Four TUSD schools that have received a D grade from the state two years in a row could be seeing a change of principals. If any of the schools' test scores show a significant improvement over last year's, those principals will probably keep their jobs. The District gets the scores in June, so right now everything is in limbo.

This is a complicated issue. I don't have enough information to know how capable the four principals are, but I do know the situation is filled with red flags.

All four schools have low income populations, and income is the single best predictor of student achievement. The schools also have lots of ELL students with language barriers that increase their educational difficulties. If the principals were working in schools with higher income — meaning higher achieving — students, their jobs would probably be secure. In a real sense, the principals are being punished for the socioeconomic makeup of their student bodies.

The three elementary schools — Manzo, Ochoa Magnet and Utterback Magnet — range from 84% to 97% of their students on free or reduced lunch. The fourth school, Catalina High, has the least students on free/reduced lunch — 76% — but it also has students from all over the world (it has a large population of Sudanese refugees, for instance) with a wide variety of languages and cultures, which complicates its ELL education process exponentially.

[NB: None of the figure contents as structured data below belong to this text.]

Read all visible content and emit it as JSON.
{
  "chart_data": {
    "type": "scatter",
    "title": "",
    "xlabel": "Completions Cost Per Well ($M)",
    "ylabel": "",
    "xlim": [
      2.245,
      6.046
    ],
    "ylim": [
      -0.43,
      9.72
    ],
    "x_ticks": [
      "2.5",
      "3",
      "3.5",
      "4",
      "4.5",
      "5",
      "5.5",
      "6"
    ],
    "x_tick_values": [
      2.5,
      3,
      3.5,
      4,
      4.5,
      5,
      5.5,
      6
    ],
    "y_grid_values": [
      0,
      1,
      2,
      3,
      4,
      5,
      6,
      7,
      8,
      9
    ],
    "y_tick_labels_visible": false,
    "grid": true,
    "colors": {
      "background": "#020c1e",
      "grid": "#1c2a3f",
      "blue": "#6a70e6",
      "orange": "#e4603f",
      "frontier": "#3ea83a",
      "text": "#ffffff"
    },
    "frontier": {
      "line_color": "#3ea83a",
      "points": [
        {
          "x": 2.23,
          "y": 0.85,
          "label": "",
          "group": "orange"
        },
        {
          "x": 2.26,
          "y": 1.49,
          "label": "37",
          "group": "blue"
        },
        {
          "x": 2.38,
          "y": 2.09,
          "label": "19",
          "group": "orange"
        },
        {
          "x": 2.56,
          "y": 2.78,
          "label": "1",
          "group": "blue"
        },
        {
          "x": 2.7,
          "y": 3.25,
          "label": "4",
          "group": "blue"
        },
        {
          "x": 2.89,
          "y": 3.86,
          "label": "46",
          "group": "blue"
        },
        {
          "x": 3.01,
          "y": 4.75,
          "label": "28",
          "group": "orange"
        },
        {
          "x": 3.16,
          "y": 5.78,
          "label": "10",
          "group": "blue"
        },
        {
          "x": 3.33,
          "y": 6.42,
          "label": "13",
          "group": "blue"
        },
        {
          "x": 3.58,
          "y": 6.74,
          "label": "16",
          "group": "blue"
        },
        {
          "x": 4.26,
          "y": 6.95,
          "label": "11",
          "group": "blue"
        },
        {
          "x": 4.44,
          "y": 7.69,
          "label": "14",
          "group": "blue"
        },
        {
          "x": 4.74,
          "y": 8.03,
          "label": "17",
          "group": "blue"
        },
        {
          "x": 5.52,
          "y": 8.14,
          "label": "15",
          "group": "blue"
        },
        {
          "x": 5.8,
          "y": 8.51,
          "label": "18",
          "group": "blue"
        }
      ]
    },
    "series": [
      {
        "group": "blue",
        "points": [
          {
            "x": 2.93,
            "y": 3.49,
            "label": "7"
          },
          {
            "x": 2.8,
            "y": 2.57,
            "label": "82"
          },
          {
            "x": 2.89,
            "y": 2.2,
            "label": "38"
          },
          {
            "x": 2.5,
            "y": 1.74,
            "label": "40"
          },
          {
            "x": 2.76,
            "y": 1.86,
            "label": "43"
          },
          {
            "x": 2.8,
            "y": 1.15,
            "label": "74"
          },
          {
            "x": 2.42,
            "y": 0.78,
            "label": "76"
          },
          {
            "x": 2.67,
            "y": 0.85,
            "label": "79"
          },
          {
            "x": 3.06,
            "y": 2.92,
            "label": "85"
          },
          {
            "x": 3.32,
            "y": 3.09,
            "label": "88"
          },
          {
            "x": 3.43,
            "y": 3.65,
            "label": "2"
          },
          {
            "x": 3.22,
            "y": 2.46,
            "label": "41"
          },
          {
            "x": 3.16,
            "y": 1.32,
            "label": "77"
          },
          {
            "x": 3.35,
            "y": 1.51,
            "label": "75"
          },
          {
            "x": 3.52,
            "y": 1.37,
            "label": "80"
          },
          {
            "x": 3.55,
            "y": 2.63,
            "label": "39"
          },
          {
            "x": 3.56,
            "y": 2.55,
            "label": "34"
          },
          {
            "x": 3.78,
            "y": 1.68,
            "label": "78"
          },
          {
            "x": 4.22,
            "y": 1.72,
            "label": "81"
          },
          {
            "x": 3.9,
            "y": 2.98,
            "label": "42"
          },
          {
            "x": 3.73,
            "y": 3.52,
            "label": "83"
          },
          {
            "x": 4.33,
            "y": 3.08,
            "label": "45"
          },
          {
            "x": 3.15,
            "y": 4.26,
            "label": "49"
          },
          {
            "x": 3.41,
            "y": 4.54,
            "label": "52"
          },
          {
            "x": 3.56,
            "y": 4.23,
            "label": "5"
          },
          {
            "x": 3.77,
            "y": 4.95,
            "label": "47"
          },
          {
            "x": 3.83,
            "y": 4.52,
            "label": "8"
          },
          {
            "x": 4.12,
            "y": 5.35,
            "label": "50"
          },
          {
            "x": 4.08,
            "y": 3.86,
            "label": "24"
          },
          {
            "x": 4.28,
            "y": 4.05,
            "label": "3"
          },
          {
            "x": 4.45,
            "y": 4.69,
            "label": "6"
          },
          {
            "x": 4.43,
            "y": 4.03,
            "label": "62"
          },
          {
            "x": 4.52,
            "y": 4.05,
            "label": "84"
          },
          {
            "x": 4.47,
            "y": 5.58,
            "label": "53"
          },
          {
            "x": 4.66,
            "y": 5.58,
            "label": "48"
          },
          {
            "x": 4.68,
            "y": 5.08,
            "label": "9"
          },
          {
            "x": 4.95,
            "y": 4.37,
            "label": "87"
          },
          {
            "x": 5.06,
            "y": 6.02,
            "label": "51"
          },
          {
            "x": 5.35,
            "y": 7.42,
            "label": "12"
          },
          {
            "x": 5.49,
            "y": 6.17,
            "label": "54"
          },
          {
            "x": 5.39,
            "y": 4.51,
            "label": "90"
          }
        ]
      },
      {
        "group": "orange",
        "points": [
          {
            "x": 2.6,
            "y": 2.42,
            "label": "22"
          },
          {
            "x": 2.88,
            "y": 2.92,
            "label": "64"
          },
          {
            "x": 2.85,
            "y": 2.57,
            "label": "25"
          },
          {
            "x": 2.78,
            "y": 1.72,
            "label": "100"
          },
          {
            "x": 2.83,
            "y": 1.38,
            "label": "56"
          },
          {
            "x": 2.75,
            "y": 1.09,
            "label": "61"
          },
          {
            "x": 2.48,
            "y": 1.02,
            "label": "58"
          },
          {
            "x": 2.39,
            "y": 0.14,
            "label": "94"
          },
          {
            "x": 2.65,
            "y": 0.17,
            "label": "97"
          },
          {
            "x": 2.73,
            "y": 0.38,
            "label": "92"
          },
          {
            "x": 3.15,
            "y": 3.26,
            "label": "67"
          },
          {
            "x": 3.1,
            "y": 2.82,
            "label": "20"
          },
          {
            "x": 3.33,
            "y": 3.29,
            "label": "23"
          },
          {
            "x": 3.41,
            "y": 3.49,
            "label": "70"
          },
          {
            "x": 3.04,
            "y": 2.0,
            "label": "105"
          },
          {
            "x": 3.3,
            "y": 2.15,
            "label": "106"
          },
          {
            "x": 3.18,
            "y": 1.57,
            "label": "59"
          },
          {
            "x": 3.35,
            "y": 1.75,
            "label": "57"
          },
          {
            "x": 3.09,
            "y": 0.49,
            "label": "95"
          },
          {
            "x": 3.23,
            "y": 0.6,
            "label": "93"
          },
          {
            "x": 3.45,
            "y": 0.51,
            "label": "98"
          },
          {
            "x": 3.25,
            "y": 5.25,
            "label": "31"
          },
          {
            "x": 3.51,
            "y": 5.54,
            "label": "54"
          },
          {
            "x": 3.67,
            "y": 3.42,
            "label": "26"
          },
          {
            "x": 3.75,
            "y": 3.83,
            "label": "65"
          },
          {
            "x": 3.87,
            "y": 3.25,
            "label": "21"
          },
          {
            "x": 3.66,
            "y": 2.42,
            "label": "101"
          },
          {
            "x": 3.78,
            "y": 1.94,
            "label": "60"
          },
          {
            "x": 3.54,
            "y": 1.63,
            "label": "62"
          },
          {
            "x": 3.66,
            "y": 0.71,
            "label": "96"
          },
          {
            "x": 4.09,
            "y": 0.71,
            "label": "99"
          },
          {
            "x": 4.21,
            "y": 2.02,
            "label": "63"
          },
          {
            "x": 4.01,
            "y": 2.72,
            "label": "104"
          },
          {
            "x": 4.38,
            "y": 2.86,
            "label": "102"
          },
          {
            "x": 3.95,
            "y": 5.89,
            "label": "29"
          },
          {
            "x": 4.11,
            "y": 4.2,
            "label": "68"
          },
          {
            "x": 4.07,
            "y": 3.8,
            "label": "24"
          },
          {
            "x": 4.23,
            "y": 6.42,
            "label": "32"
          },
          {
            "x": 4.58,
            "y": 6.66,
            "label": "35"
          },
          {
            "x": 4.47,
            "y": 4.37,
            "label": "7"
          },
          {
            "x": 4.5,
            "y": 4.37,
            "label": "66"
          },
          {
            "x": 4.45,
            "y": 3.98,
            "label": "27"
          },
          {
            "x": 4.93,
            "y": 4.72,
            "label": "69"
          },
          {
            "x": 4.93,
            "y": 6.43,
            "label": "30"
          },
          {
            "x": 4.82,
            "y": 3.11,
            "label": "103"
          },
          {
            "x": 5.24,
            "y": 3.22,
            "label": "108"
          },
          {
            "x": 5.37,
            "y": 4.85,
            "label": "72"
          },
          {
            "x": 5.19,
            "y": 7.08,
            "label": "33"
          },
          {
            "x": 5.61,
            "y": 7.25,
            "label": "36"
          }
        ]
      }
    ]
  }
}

To the extent these principals' jobs are hanging on the results of a standardized test that's stacked against their students, they're being judged unfairly. The AIMS test is a very crude instrument which is incapable of assessing the overall educational quality of a school.

On the other hand, if any of these principals isn't up to the job of meeting the critical educational needs of the students, that principal should be replaced. There's no room for mediocrity in a school leader, especially when the students face so many educational challenges.

I hope the Board does its due diligence and sounds out the school staff, parents and students to see what kind of "grades" they give their principals. If someone is doing a bad job, people involved with the school on a day-to-day basis know it better than a number generated by a fill-in-the-bubble standardized test.